Combating rising damp

Portsmouth University researchers are hoping to develop a salt-resistant primer that would stop rising damp from ruining building projects.


The South East England Development Agency is providing researchers at Portsmouth University with a £40,000 grant that it hopes will allow them to develop a salt-resistant primer that would stop rising damp from ruining building projects.


Mel Richardson, Prof of Manufacturing Mechanical & Design Engineering at the university and colleague Dr Zhongyi Zhang won the ‘pocket grant’ with private company Safeguard Europe.


£23,000 of the money will be put towards paying a researcher at the university to attempt to develop such a primer over a period of 18-24 months. The remaining £17,000 will be used by Safeguard Europe to commercialise the research.

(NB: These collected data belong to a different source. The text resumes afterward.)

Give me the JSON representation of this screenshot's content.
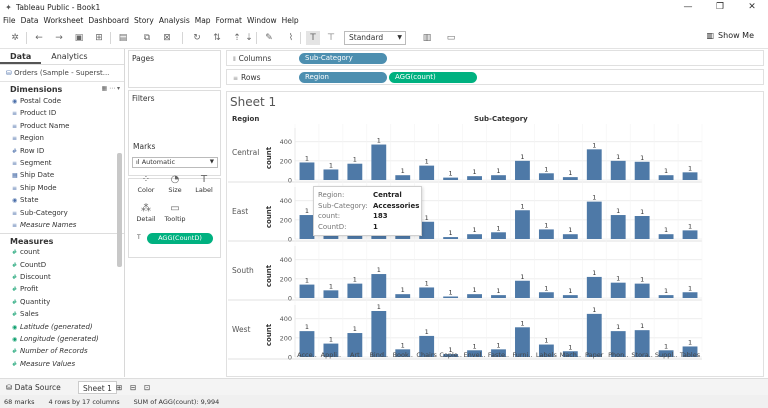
{
  "window": {
    "title": "Tableau Public - Book1",
    "controls": [
      "—",
      "❐",
      "✕"
    ]
  },
  "menu": [
    "File",
    "Data",
    "Worksheet",
    "Dashboard",
    "Story",
    "Analysis",
    "Map",
    "Format",
    "Window",
    "Help"
  ],
  "toolbar": {
    "fit_dropdown": "Standard",
    "show_me": "Show Me"
  },
  "left_panel": {
    "tabs": [
      "Data",
      "Analytics"
    ],
    "datasource": "Orders (Sample - Superst...",
    "dimensions_header": "Dimensions",
    "dimensions": [
      "Postal Code",
      "Product ID",
      "Product Name",
      "Region",
      "Row ID",
      "Segment",
      "Ship Date",
      "Ship Mode",
      "State",
      "Sub-Category",
      "Measure Names"
    ],
    "measures_header": "Measures",
    "measures": [
      "count",
      "CountD",
      "Discount",
      "Profit",
      "Quantity",
      "Sales",
      "Latitude (generated)",
      "Longitude (generated)",
      "Number of Records",
      "Measure Values"
    ]
  },
  "cards": {
    "pages": "Pages",
    "filters": "Filters",
    "marks": "Marks",
    "marks_type": "Automatic",
    "buttons": [
      "Color",
      "Size",
      "Label",
      "Detail",
      "Tooltip"
    ],
    "marks_pill": "AGG(CountD)"
  },
  "shelves": {
    "columns_label": "Columns",
    "rows_label": "Rows",
    "columns_pills": [
      "Sub-Category"
    ],
    "rows_pills": [
      "Region",
      "AGG(count)"
    ]
  },
  "sheet": {
    "title": "Sheet 1",
    "region_header": "Region",
    "subcat_header": "Sub-Category"
  },
  "tooltip": {
    "rows": [
      {
        "k": "Region:",
        "v": "Central"
      },
      {
        "k": "Sub-Category:",
        "v": "Accessories"
      },
      {
        "k": "count:",
        "v": "183"
      },
      {
        "k": "CountD:",
        "v": "1"
      }
    ]
  },
  "bottom": {
    "data_source_tab": "Data Source",
    "sheet_tab": "Sheet 1"
  },
  "status": [
    "68 marks",
    "4 rows by 17 columns",
    "SUM of AGG(count): 9,994"
  ],
  "colors": {
    "bar": "#4e79a7",
    "pill_blue": "#4d8fb0",
    "pill_green": "#00b180"
  },
  "chart_data": {
    "type": "bar",
    "categories": [
      "Acce..",
      "Appli..",
      "Art",
      "Bind..",
      "Book..",
      "Chairs",
      "Cople..",
      "Envel..",
      "Faste..",
      "Furni..",
      "Labels",
      "Mach..",
      "Paper",
      "Phon..",
      "Stora..",
      "Suppl..",
      "Tables"
    ],
    "ylabel": "count",
    "yticks": [
      0,
      200,
      400
    ],
    "ylim": [
      0,
      480
    ],
    "bar_label": "1",
    "series": [
      {
        "name": "Central",
        "values": [
          183,
          110,
          170,
          370,
          50,
          150,
          25,
          40,
          50,
          200,
          70,
          30,
          320,
          200,
          190,
          50,
          80
        ]
      },
      {
        "name": "East",
        "values": [
          250,
          140,
          230,
          430,
          60,
          180,
          20,
          50,
          70,
          300,
          100,
          50,
          390,
          250,
          240,
          50,
          90
        ]
      },
      {
        "name": "South",
        "values": [
          140,
          80,
          150,
          250,
          40,
          110,
          10,
          40,
          30,
          180,
          60,
          30,
          220,
          160,
          150,
          30,
          60
        ]
      },
      {
        "name": "West",
        "values": [
          270,
          140,
          250,
          480,
          80,
          220,
          30,
          70,
          80,
          310,
          130,
          60,
          450,
          270,
          280,
          70,
          110
        ]
      }
    ]
  }
}
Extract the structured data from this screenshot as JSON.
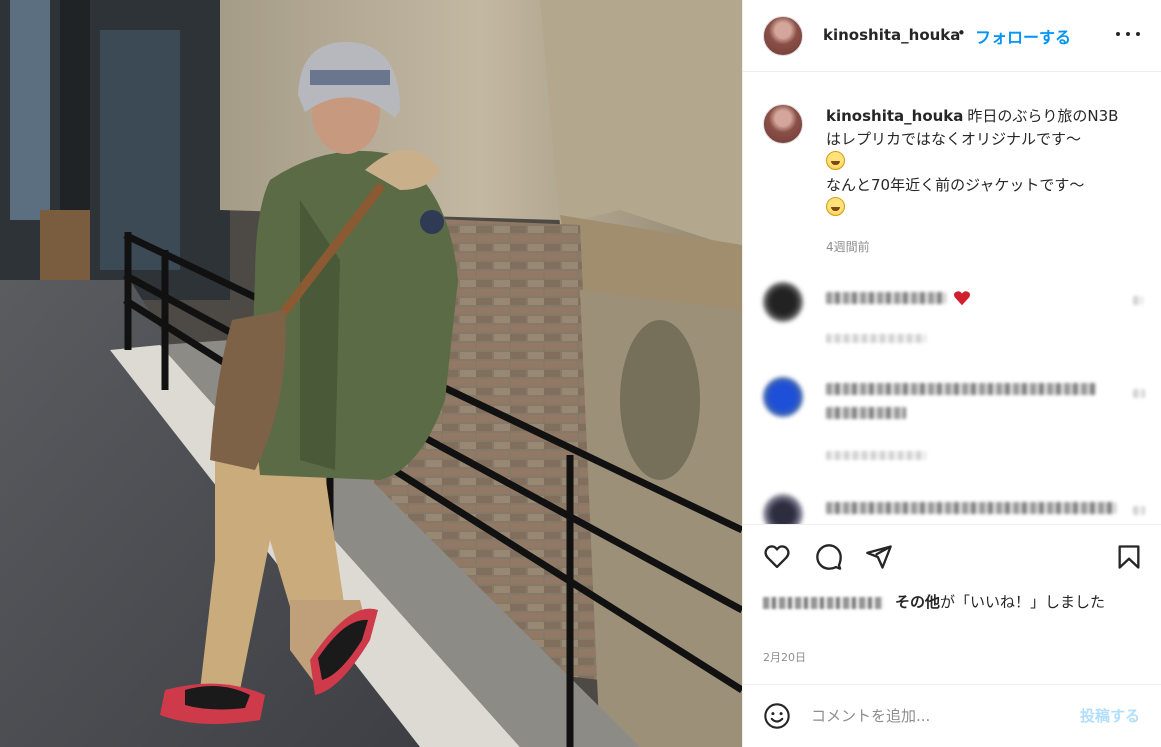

‘With this grant we are hoping to discover that nano-clay can be used with other materials to make surfaces salt-resistant. This might allow us to create an innovative nano-enhanced salt resistant primer for use on walls affected by rising damp,’ said Prof Richardson.


Once salt has leached into a wall most types of plaster cannot be used on the surface and the builder or plasterer has to put on a layer of hard sand cement. Sand cement is disliked by contractors, house builders and historic property groups for different reasons, according to Safeguard Europe R&D manager, Eric Rirsch. ‘All would prefer to use warmer, faster lightweight plasters but they can’t because these are unsuitable for salt-contaminated walls,’ he said.


The £40,000 grant has to be paid back if the resulting technology is a commercial success, but no funds have to be paid back if the idea fails to win customers.